Rapports de la vérificatrice générale du Canada de 2026 – Les réformes du Programme des étudiants étrangers
Bonjour, Madame la Présidente. Je vous remercie de nous donner l’occasion de témoigner aujourd’hui devant le Comité pour discuter de notre rapport sur les réformes du Programme des étudiants étrangers, qui a été déposé en mars dernier. Je tiens à reconnaître que cette audience se déroule sur le territoire traditionnel non cédé du peuple algonquin anishinaabe. Je suis accompagnée aujourd’hui de Gabriel Lombardi, le directeur principal qui était responsable de l’audit, et d’Erin Jellinek, la directrice qui a dirigé l’équipe d’audit.
Dans le cadre de cet audit, nous avons examiné la mise en œuvre des réformes du Programme des étudiants étrangers par Immigration, Réfugiés et Citoyenneté Canada. Ces réformes visaient à gérer la croissance et à renforcer les contrôles d’intégrité. Dans l’ensemble, nous avons conclu que, bien que le Ministère ait réduit le nombre de nouveaux permis d’études délivrés, il n’avait pas répondu aux attentes dans d’autres domaines clés.

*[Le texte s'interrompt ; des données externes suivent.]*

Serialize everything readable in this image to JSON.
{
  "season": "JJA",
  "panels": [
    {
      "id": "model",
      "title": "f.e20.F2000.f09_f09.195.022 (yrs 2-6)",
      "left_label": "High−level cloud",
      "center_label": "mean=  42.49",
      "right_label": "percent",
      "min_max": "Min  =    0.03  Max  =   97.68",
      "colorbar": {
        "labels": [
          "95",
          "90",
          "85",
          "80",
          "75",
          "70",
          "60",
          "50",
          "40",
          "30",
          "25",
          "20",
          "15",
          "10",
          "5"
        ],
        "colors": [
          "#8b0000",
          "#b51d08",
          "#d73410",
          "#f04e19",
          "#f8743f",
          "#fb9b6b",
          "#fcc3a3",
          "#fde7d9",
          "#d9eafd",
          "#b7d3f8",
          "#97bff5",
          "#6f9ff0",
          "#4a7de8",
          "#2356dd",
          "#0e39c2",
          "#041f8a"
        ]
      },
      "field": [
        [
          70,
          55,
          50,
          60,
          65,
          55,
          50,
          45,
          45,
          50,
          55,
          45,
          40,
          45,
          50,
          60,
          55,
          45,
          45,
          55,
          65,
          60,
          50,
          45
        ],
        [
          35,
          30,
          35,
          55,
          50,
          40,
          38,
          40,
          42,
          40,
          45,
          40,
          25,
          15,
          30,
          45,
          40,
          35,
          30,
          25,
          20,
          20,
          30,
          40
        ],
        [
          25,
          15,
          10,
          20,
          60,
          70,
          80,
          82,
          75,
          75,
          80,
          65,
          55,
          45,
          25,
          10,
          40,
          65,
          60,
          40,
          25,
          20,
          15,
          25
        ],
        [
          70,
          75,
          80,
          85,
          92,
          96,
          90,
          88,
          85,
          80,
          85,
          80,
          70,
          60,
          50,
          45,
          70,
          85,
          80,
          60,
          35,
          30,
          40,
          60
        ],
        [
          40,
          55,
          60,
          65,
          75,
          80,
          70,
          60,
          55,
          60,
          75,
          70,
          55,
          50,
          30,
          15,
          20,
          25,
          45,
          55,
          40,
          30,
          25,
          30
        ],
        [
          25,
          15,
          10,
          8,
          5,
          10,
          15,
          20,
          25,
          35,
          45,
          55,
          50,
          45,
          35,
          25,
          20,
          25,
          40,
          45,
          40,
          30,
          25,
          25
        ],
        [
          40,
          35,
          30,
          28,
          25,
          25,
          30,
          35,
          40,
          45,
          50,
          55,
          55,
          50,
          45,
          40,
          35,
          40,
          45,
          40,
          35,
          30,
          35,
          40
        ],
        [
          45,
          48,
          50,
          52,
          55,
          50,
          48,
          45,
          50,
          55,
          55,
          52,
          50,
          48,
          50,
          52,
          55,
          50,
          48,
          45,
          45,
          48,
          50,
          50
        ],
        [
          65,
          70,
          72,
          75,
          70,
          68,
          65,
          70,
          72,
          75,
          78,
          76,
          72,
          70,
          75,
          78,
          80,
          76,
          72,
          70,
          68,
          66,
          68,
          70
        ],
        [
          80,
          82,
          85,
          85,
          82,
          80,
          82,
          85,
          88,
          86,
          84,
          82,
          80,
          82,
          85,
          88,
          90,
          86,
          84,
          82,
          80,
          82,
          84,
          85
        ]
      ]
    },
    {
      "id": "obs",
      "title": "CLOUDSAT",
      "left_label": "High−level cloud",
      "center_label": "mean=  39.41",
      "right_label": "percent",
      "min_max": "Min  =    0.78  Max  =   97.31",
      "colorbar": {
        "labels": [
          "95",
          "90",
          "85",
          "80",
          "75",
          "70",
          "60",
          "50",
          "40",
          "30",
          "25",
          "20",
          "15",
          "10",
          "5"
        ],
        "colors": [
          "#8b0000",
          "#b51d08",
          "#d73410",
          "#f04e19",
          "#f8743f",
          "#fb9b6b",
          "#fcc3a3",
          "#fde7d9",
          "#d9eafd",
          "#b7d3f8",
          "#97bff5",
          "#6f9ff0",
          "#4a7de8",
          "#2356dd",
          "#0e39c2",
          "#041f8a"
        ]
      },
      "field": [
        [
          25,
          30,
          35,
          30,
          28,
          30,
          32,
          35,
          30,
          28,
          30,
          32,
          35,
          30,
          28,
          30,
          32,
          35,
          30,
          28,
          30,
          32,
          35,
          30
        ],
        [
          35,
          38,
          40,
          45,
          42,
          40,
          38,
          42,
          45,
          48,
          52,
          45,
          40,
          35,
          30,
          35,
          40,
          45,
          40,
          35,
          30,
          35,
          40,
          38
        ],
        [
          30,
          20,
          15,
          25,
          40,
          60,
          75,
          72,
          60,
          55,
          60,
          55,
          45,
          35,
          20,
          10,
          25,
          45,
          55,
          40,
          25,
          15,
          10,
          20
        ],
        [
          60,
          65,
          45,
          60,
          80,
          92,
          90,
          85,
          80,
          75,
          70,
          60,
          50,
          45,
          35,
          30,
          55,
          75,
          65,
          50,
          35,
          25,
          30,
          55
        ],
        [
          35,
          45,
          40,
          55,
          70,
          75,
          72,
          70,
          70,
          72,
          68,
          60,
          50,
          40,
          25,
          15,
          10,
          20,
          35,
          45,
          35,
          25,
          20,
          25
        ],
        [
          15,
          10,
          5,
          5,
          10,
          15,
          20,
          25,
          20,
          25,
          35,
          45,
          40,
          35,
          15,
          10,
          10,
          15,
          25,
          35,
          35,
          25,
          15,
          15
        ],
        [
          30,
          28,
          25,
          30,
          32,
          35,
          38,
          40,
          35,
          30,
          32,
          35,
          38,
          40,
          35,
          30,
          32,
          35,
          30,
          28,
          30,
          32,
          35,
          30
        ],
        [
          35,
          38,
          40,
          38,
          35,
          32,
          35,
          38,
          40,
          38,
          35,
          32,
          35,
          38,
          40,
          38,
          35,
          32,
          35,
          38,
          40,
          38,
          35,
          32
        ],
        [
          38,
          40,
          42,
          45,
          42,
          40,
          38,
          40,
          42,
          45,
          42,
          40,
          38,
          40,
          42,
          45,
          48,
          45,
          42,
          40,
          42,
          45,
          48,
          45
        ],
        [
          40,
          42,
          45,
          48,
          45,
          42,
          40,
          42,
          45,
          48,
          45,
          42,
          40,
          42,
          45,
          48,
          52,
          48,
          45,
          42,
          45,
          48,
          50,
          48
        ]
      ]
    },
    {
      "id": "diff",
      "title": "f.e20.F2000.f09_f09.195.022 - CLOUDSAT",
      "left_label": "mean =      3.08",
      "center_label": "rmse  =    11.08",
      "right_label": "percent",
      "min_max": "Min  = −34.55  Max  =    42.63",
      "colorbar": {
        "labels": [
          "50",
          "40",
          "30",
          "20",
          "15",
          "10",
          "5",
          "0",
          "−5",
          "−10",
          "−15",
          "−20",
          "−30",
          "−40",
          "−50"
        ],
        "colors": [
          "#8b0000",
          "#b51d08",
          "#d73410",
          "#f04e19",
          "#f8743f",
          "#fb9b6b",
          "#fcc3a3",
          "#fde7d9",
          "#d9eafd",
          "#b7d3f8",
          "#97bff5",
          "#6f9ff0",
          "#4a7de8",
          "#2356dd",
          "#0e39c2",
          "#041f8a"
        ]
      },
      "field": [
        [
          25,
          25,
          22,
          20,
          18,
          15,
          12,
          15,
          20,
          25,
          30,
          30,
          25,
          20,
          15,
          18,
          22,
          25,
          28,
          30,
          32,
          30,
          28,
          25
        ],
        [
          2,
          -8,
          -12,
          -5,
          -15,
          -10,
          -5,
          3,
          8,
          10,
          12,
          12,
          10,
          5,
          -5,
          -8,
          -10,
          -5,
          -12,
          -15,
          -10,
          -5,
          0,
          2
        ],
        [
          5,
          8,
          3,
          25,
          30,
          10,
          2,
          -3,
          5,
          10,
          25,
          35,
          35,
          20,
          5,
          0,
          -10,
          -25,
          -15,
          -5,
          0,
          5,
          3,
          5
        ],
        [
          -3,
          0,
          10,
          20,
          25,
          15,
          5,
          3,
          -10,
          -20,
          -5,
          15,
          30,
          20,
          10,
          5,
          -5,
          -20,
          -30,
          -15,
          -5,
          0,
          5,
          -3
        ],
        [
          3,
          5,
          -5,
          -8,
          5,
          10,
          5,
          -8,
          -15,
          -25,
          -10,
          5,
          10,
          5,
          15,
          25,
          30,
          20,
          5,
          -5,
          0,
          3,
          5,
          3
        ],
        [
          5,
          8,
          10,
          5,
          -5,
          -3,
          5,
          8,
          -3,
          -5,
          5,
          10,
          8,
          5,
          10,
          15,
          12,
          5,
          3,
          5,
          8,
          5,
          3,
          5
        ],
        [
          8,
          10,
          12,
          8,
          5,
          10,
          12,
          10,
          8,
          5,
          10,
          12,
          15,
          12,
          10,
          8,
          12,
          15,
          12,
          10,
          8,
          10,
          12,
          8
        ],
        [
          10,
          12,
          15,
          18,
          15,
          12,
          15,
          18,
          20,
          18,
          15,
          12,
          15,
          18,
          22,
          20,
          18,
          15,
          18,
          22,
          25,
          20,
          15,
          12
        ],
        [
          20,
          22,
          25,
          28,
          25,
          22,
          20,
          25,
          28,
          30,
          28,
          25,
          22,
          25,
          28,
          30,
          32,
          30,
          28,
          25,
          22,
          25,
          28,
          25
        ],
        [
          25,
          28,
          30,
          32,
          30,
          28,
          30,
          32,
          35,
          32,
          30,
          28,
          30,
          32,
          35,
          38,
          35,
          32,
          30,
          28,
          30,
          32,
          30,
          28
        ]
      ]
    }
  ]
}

En 2024, le Ministère a délivré un peu moins de 150 000 nouveaux permis d’études. Ce chiffre était bien inférieur aux prévisions, qui s’élevaient à près de 350 000. Certaines provinces, en particulier celles moins peuplées, ont été touchées de manière disproportionnée. Par exemple, il était prévu que Terre Neuve et Labrador et la Saskatchewan enregistrent toutes deux une augmentation de 10 % du nombre de nouveaux permis d’études approuvés par rapport à l’année précédente. Cependant, elles ont toutes deux connu une diminution d’au moins 59 %.
L’audit a mis en évidence des faiblesses critiques dans les contrôles d’intégrité du programme. Le Ministère avait mis en place un nouvel outil pour vérifier les lettres d’acceptation, et il disposait de processus permettant de déceler les fraudes potentielles et les cas de non conformité des étudiantes et étudiants. Toutefois, il n’avait pas mené d’enquête ni assuré de suivi de manière efficace lorsque des risques étaient signalés.
Par exemple, en 2023 et en 2024, les établissements d’enseignement désignés ont recensé plus de 153 000 cas potentiels de non-conformité aux permis d’études, mais le Ministère a mené seulement environ 4 000 enquêtes. La plupart des cas n’ont pas pu être fermés parce que les étudiantes et étudiants n’ont pas répondu aux demandes de renseignements supplémentaires du Ministère.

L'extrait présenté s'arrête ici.